What!??! Startups burn through the money that investors give to them?! I thought startups were suppposed to put these funds in municiple bonds!

And social media is filled with companies that grew too fast … say it ain’t so, New York Times.

Everyone in Silicon Valley, the founders most of all, understand the deal: VCs give you the money to take a shot at changing the world. Most of the time it doesn’t work out and that’s OK because when it does work out the world’s greatest companies are built.

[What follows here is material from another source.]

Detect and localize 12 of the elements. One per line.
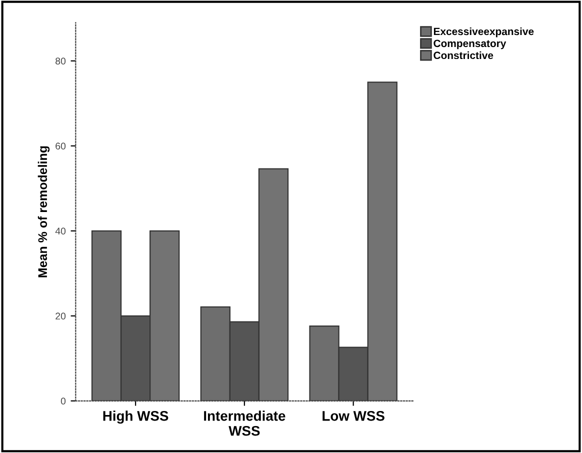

As far as I’m concerned, you live once and if you’ve got a shot at changing the world you should go big or go home — it’s not like VCs are going to ask you for their money back.

Can a great company be built outside of the venture capital industry? Of course!

Can a huge, billion dollar company be built without investment in a short period of time? It’s very uncommon.

If you want to bootstrap and/or build a boutique business, have at it, but the ground truth I see every day, and I invested in 50+ startups in 2018, is that founders love their angel investors and covet landing venture capitalists that will bet on them changing the world.

Venture capital is a giant, hard to understand and imperfect gift to humanity. It’s the best option for high-growth startups today, and while it might be hard to understand from the outside, it’s awesome that it exists.

When I travel around the world, everyone wants to rebuild what we have here in Silicon Valley, and many ecosystems are making serious progress.

If you don’t want venture capital and you want to grow slow, go for it. Use your credit cards, savings, revenue or bank loans (do those exist?) to get it.

If you do want venture capital in order to go big and change the world, gear up for battle, as you have to beat out hundreds of other founders to get it.

Bottom line: Founders are smart and it is no news flash to them that going big with venture capital is riskier than building a small business.